Конечно же, Мерцалкин осознал свою вину, и ему стало стыдно. Но зачем так грубо и прямо говорить ему об этом? Он ничего не ответил крысаку, а лишь сердито загудел и замигал всевозможными лампочками и датчиками. «Ну, какой же я старый? У меня только корпус староват, а сам-то я — новейшая разработка!» — подумал умнейший механизм.
Кот Василиск вызвался сопроводить девочку на камбуз, при этом строго выговаривая ей по дороге:
— Жизнь путешественника сурова, а судьба морского путешественника — еще более сложна и сурова. Мы, настоящие моряки, немногословны и сдержаны. Я, как старый морской «волк»…
— Какой же ты волк? — удивилась Юля. — Ты же сам говорил, что ты морской кот!
— Вот именно, я, как старый морской кот, часто занят делами и могу случайно не вспомнить про твое кормление. Запомни, капитан, боцман, матросы и даже я — народ занятой! Мы постоянно в заботах и можем нечаянно забыть про тебя. Будь любезна, милая, сама являться в кают-компанию строго по распорядку. Этот распорядок висит у тебя в каюте! Лично я, если проголодаюсь, то всегда могу заморить червячка птичкой. — Кот выразительно посмотрел на попугая, сидевшего на поручне. — Или грызуном. — Кот махнул лапой в сторону каюты, откуда они вышли. — Ты ведь птицами или крысами, в случае чего, питаться не будешь?
— Нет, что ты, что ты! — замахала руками Потеряшка.
— Никогда не опаздывай к приему пищи, иначе всегда будешь оставаться голодной, — продолжал читать ей нотации Василиск.
— А разве можно есть друзей? — нахмурилась девочка.
— Подумаешь! Ну, какие они мне друзья? Никто из них даже по-настоящему мяукать не умеет. Так, одно недоразумение, лишний груз на судне. Навязанные капитаном случайные попутчики.
Кот толкнул лапой дверь и по-хозяйски вошел на камбуз. Не теряя времени даром, он сразу же потерся о ноги кока, выпрашивая еще кусочек мяса, но рыжему хитрюге досталось лишь блюдце, полное молока. Состроив брезгливую физиономию, Василиск нехотя все же вылакал молоко (а ну как в другой раз не дадут!) и, урча себе в усы что-то о вреде молочных продуктов для взрослых котов, ушел спать.

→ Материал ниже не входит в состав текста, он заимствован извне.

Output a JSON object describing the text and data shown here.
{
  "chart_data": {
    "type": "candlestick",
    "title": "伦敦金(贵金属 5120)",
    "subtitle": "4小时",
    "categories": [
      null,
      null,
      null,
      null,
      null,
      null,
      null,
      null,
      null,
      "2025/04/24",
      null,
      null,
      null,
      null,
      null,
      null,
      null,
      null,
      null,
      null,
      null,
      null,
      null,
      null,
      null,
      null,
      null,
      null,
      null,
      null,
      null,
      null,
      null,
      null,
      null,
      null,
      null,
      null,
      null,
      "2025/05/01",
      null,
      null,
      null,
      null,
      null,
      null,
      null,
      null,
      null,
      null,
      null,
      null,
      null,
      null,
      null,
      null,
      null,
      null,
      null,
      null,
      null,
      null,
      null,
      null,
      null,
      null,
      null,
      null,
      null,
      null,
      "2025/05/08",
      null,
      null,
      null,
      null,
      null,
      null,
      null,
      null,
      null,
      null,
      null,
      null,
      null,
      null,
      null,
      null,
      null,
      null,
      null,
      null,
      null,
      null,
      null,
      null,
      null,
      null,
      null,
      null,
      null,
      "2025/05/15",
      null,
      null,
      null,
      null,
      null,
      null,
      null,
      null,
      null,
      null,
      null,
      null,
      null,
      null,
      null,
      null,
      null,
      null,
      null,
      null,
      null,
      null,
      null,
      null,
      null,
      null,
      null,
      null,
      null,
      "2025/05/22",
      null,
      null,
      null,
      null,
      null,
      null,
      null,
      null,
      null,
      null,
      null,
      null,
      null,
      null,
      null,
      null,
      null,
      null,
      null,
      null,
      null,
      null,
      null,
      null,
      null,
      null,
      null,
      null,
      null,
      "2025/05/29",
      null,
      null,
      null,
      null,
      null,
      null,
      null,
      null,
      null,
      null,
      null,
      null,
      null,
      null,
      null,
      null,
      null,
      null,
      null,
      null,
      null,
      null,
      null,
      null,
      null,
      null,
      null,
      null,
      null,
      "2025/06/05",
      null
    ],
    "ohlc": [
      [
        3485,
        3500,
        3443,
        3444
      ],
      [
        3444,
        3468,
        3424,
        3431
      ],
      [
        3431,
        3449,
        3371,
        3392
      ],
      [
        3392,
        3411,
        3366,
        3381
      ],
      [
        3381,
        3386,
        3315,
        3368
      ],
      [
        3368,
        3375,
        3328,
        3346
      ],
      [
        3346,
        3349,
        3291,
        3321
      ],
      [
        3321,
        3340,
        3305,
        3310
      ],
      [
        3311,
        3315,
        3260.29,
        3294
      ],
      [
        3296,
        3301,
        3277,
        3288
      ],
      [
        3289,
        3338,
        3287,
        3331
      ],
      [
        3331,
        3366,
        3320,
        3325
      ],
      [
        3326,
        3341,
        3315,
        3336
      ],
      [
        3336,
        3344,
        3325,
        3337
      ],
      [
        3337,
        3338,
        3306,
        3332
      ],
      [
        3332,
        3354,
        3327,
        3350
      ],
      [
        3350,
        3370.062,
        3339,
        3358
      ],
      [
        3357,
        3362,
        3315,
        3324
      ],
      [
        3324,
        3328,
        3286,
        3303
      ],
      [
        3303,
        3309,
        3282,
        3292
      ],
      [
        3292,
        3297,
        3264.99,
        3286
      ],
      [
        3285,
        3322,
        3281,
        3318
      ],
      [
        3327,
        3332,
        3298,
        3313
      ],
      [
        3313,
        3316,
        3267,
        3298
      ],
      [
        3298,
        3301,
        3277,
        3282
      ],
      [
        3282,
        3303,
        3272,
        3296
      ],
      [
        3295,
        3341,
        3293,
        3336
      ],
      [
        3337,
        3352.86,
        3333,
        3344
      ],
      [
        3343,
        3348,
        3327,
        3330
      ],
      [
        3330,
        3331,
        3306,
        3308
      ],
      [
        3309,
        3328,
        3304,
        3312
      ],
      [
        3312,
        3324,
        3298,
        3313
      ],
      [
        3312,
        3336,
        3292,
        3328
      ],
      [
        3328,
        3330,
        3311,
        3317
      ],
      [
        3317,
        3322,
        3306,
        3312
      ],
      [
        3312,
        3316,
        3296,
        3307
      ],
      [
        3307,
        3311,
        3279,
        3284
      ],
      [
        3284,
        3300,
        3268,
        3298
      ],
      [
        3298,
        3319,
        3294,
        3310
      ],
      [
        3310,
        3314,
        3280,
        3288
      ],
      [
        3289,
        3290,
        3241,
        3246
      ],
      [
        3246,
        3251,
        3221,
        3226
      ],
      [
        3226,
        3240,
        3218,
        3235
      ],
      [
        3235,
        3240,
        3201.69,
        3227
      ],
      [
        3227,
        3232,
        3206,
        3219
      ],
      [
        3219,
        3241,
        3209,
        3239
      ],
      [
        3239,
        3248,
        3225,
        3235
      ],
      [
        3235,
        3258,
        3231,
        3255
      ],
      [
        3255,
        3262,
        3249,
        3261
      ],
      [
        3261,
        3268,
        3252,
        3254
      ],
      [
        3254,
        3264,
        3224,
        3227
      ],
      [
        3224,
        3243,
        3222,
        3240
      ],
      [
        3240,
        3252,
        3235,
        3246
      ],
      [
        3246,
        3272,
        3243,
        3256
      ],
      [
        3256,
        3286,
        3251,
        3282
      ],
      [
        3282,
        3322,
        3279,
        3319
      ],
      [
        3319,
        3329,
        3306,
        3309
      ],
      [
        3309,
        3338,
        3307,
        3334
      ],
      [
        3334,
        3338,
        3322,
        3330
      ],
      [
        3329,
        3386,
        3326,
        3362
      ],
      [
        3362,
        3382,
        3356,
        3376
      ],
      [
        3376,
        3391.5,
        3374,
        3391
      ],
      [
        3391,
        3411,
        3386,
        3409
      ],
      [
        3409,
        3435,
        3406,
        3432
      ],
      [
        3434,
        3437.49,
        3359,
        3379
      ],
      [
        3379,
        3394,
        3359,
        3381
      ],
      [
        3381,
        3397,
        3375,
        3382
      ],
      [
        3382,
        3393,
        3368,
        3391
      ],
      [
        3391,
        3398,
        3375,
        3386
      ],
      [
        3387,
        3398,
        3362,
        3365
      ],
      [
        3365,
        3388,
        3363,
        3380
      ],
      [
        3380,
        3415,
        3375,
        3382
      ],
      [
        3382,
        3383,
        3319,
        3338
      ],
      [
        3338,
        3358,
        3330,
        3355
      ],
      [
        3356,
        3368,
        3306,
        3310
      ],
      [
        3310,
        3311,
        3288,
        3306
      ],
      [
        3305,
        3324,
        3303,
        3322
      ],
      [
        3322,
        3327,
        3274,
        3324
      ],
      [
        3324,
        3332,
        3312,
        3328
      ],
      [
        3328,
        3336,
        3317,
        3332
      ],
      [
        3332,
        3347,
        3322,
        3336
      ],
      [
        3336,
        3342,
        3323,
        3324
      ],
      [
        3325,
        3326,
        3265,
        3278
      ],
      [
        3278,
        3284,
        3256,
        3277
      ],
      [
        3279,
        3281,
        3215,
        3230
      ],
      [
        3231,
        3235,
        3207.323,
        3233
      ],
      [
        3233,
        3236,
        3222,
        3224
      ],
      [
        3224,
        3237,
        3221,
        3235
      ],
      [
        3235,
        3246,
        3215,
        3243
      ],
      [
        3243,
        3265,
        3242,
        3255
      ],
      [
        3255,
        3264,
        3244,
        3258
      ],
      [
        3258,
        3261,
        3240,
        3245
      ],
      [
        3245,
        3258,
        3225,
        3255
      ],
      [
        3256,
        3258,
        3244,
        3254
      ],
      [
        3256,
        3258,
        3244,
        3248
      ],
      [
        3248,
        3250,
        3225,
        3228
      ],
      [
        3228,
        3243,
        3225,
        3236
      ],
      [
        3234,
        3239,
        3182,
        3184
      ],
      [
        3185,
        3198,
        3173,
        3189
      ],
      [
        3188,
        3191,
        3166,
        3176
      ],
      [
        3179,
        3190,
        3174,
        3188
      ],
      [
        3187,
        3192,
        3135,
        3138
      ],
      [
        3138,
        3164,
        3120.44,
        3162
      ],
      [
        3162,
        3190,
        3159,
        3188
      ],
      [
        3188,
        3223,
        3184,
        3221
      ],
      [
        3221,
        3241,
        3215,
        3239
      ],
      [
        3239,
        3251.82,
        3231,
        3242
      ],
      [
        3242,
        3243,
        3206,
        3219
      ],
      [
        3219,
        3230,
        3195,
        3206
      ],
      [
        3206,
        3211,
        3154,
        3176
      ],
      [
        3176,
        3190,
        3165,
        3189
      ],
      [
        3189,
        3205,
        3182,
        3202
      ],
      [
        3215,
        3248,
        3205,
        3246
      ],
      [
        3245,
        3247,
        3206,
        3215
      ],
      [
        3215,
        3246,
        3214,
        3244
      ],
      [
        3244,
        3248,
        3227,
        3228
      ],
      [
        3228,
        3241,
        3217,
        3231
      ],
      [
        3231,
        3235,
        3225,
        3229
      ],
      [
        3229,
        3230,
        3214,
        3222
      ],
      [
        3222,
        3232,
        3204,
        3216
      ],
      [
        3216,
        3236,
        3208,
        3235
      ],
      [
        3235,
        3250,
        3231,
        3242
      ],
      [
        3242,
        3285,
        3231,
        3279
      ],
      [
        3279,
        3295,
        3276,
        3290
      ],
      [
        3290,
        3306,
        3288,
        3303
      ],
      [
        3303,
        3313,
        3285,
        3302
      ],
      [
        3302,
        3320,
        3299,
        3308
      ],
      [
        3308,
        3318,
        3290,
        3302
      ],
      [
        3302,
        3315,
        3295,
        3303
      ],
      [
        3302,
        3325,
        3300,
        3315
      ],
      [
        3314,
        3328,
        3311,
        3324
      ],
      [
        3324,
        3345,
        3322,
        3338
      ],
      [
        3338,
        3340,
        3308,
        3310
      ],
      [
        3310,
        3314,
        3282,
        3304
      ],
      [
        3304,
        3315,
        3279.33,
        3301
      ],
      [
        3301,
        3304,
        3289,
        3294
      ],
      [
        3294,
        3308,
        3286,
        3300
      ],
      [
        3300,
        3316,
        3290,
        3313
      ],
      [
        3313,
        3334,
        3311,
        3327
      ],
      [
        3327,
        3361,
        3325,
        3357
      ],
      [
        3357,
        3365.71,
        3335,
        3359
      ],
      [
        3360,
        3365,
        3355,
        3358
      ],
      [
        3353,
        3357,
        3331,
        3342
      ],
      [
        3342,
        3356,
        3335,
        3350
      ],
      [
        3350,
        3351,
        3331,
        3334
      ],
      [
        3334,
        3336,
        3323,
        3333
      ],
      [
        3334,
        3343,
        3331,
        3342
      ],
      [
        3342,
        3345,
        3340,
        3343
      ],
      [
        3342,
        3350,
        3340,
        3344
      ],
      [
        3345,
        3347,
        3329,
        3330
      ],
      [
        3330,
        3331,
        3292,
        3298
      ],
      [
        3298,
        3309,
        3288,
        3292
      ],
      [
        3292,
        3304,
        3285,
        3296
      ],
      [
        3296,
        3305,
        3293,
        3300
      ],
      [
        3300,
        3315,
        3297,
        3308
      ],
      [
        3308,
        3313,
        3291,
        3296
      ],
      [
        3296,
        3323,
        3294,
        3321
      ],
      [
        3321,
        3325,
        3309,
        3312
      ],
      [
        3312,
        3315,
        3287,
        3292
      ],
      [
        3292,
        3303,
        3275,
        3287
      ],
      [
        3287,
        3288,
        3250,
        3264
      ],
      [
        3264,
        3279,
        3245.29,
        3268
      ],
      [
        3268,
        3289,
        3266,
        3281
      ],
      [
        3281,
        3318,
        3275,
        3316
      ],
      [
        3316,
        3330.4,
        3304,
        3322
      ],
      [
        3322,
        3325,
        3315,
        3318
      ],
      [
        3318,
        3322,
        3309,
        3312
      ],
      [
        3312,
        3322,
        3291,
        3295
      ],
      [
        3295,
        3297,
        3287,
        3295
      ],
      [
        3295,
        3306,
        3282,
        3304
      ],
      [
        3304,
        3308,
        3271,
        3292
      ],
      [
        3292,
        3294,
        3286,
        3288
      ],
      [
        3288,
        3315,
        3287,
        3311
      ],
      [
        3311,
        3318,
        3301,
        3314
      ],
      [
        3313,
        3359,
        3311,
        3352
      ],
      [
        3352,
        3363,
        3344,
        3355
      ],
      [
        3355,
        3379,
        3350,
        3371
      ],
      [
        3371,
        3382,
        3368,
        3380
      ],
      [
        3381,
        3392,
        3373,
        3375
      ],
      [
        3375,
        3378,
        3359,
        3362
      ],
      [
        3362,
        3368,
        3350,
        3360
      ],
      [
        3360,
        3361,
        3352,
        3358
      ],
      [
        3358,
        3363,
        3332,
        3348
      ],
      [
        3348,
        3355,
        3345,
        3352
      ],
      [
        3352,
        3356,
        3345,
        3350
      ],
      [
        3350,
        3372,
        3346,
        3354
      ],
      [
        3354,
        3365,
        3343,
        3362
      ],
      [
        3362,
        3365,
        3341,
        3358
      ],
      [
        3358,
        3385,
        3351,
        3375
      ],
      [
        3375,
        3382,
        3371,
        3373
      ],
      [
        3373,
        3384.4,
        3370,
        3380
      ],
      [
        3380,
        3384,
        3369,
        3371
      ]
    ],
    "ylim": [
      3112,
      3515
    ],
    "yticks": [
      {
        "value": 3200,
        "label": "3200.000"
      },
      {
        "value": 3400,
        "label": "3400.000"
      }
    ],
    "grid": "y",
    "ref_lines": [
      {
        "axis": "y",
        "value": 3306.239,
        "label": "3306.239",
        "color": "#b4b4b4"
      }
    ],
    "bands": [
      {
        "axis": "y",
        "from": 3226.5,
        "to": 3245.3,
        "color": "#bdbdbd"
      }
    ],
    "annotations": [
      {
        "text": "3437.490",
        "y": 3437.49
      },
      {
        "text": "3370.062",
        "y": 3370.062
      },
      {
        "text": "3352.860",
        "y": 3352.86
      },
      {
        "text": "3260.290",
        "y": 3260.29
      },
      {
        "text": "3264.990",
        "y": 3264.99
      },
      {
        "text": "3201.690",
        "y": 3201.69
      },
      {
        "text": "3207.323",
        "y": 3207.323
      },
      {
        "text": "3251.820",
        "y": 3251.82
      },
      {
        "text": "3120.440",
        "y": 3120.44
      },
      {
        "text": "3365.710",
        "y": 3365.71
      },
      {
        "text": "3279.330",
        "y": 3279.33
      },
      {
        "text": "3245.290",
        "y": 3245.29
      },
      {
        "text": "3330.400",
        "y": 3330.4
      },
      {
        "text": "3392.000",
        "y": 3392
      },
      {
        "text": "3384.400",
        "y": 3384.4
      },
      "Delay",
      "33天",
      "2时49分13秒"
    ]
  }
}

А Юля быстро съела макароны по-флотски, и выпила три кружки персикового компота, который ей подливал добрый кок. Шницелев слушал ее рассказ о нелегкой жизни без родителей, утирал белым поварским колпаком слезы и опять предлагал ей очередную порцию компота.

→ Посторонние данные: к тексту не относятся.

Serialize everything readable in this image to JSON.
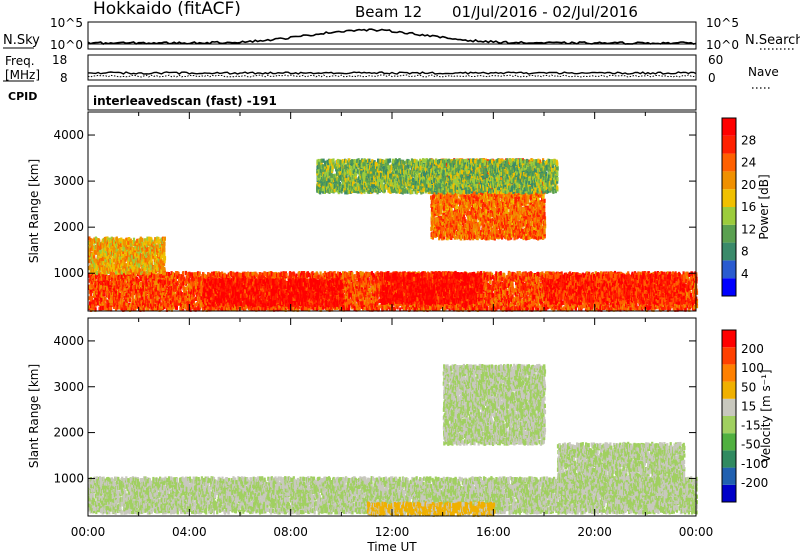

Несколько дней море оставалось тихим и спокойным, обстановка на корабле была почти домашняя. Вокруг корабля кружили чайки и бакланы, постоянно задирая ворчливого попугая. Старый Гогель равнодушно взирал на этих шумных и бестолковых, по его мнению, птиц, но когда какая-нибудь из них пыталась клюнуть или нагадить на него, он оглашал морской простор истошным воплем: «Свистать всех наверх! Огонь из всех орудий! Стреляю без предупреждения! Пошли прочь, мор-р-рские мусор-р-рщики!»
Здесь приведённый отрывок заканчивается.